A mobile device may be a mobile phone, a personal digital assistant (PDA), a mobile computer, a digital camera, a mobile telecommunication device, a digital music player, a mobile handset, a handheld gaming device, a wireless mobile device, a pager, a portable computer, a tablet computer, a laptop computer, a digital calculator, a media player, an inventory control device, or any other device that can communicate via a mobile communication protocol. Although the present disclosure uses the mobile internet protocol (IP) communication protocol as an example, embodiments of the present disclosure may use other mobile communication protocols.
A mobile device can communicate via two IP addresses—a permanent home address, which is associated with the communication network in which the mobile device is initially registered, and a care-of address, which is associated with another communication network that the mobile device is visiting, or using for communication. The care-of address changes as the mobile device moves from communicating via one communication network to another. A home agent is a router that stores information about mobile devices whose permanent home address is registered in the home agent's communication network. A foreign agent is a router that stores information about mobile devices visiting its communication network. Foreign agents also convey care-of addresses for visiting mobile devices to the home agents that store the home addresses for these mobile devices.
An IP communication from a communication device to the mobile device initially uses the permanent home address of the mobile device as the destination address for sending IP packets. Because the home address logically belongs to the network associated with the mobile device's home agent, normal IP routing mechanisms forward these IP packets to the home agent. However, if the home agent is notified of a care-of address for the mobile device, the home agent redirects these IP packets towards the foreign agent that provided the care-of address instead of forwarding these IP packets to a destination that is physically in the same network as the home agent. The home agent looks for the care-of address in a table known as a binding table and then tunnels the IP packets to the mobile device's care-of address by appending a new IP header to the original IP packet, thereby preserving the original IP packet header. The foreign agent decapsulates IP packets at the end of the tunnel to remove the IP headers added by the home agent, and delivers the IP packets to the mobile device.

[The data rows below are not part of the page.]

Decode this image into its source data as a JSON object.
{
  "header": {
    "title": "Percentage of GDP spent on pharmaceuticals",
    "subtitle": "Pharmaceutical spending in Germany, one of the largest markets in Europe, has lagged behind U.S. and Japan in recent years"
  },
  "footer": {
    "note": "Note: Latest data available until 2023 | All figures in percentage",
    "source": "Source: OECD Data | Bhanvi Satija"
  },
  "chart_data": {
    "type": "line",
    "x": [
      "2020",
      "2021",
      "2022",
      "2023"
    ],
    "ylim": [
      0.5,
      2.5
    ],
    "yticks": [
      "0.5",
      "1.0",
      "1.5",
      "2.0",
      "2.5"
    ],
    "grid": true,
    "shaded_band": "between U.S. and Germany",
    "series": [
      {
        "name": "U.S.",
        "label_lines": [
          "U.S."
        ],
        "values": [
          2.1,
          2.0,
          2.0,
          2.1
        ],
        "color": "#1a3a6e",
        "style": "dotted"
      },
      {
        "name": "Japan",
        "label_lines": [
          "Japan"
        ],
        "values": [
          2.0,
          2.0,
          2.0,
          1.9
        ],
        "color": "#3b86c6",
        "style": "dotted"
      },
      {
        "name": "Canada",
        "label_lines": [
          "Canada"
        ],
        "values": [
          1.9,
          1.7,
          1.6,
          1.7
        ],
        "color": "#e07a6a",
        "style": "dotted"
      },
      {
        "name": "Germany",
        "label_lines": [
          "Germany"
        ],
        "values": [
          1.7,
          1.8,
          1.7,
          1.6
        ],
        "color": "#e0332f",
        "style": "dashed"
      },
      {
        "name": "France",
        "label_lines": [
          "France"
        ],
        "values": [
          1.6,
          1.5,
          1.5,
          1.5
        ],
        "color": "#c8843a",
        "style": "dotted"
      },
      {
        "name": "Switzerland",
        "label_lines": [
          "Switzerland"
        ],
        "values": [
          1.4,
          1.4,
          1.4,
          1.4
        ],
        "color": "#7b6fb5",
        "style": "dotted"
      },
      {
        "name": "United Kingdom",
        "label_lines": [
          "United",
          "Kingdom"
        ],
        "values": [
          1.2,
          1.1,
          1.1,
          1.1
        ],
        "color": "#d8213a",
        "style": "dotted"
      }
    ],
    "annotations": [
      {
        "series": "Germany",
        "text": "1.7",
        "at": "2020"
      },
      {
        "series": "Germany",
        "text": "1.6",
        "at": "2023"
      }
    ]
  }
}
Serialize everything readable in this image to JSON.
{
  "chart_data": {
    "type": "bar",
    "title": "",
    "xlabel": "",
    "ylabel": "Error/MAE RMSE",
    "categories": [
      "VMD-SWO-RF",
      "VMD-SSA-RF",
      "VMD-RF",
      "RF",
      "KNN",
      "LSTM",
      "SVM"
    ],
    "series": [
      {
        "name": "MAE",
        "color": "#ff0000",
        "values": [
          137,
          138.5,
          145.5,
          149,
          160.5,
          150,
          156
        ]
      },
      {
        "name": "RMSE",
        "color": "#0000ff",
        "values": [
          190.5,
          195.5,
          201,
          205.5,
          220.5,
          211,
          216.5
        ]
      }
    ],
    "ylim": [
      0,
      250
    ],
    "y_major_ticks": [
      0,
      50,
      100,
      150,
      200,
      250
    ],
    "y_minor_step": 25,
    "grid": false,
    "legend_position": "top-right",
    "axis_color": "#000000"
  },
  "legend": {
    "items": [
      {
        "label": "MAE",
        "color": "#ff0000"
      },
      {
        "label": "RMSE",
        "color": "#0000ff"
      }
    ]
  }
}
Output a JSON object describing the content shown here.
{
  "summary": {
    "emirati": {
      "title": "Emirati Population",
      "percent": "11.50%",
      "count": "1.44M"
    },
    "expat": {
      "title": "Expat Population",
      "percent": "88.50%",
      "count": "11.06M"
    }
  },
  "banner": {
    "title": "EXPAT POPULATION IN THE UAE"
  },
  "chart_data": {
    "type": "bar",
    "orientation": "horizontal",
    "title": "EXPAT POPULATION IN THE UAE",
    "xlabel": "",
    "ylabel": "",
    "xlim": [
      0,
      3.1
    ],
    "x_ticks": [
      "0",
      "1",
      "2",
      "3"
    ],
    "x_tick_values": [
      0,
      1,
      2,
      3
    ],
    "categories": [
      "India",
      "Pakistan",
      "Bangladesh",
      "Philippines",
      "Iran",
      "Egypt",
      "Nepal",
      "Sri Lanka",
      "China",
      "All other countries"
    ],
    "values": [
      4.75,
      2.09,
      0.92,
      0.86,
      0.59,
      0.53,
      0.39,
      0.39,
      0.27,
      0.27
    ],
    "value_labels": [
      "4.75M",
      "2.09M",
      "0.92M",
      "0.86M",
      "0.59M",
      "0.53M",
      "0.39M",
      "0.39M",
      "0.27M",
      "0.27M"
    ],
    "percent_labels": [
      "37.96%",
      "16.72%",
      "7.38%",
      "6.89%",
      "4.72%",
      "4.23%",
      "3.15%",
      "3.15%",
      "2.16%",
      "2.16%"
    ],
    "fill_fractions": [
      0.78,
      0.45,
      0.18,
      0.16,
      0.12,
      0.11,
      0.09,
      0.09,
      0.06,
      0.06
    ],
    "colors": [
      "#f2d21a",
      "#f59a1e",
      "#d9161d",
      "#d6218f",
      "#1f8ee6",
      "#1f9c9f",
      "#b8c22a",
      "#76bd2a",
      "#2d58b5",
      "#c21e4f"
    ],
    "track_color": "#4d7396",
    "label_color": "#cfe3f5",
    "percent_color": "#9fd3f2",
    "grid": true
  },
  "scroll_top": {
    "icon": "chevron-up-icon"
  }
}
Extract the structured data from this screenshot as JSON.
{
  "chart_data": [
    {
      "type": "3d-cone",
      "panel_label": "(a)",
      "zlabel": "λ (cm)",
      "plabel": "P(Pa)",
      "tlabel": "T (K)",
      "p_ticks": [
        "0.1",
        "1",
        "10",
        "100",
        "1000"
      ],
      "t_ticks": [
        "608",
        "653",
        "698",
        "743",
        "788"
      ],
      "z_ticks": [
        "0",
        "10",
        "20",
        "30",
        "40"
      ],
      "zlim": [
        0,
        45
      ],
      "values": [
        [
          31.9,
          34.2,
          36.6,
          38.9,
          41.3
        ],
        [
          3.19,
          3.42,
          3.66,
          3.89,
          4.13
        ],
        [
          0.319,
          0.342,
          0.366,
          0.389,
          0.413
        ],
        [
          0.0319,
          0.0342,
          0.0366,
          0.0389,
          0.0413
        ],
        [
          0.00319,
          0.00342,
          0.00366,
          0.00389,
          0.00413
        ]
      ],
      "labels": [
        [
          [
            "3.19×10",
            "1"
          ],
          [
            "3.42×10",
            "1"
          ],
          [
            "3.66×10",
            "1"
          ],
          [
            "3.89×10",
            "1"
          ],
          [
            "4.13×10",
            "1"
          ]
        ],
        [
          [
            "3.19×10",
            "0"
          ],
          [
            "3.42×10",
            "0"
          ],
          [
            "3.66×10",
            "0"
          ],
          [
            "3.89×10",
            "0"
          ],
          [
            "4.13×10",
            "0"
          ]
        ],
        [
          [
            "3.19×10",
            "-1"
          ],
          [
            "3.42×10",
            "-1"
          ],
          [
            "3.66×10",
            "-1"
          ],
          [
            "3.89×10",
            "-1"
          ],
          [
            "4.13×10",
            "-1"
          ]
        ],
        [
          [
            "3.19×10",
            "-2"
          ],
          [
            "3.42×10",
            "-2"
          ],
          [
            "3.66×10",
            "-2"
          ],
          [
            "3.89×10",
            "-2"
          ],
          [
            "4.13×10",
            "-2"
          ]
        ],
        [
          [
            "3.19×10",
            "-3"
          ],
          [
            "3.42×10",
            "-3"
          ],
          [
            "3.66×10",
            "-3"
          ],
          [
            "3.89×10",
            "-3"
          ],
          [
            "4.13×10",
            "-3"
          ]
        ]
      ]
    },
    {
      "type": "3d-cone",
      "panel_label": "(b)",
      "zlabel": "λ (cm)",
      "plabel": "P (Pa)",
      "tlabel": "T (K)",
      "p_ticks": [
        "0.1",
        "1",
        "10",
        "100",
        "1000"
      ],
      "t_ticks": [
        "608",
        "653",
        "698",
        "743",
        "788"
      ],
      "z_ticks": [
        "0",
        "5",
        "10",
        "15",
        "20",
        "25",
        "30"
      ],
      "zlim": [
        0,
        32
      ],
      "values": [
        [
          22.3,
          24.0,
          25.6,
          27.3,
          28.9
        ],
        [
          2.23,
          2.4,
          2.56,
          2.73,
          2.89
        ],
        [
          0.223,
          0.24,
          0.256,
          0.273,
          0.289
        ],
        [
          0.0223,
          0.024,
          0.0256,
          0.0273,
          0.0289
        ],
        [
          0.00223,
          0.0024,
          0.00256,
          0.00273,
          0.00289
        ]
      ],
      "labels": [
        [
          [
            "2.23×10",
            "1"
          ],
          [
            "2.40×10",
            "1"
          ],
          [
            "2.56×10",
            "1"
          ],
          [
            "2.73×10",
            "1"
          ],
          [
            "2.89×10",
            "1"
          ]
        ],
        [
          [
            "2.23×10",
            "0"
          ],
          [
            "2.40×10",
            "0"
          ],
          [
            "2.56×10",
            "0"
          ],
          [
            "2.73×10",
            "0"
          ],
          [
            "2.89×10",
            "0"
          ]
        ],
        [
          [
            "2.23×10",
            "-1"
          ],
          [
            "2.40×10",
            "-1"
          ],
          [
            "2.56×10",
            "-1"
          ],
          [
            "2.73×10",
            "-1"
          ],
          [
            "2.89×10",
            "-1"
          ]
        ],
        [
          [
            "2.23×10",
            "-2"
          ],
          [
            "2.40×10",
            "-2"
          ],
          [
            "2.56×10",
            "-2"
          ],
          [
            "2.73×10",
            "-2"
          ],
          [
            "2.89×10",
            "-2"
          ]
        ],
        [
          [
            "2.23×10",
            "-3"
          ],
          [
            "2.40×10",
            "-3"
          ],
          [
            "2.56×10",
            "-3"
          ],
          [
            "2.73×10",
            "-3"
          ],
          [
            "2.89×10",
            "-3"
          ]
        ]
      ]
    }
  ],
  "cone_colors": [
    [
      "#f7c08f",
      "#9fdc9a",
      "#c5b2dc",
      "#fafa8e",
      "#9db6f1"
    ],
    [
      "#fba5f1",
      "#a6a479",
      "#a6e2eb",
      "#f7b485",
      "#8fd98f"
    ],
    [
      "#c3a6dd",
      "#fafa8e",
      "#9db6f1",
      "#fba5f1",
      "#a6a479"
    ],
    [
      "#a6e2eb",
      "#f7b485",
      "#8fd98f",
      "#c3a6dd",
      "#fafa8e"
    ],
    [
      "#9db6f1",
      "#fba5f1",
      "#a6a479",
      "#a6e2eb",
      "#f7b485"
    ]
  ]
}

The mobile device may send IP packets directly to the communication device through the foreign agent, without sending the IP packets through the home agent, using its permanent home address as the source address for the IP packets. Using the home address for the source address while bypassing the home agent is known as triangular routing. In some networks, the foreign agent may employ “reverse tunneling” by tunneling the mobile device's IP packets to the home agent, which in turn forwards them to the communication device.
However, the use of a foreign agent is optional. Mobile IP communication protocol includes a mode of operation known as “co-located IP address”, which enables mobile device software to perform many of the equivalent roles of the foreign agent. This mode of operation is adopted when it is not possible to have foreign agent functionality, such as when using an existing packet data serving node (PDSN) or a roaming wireless local area network that does not support a foreign agent.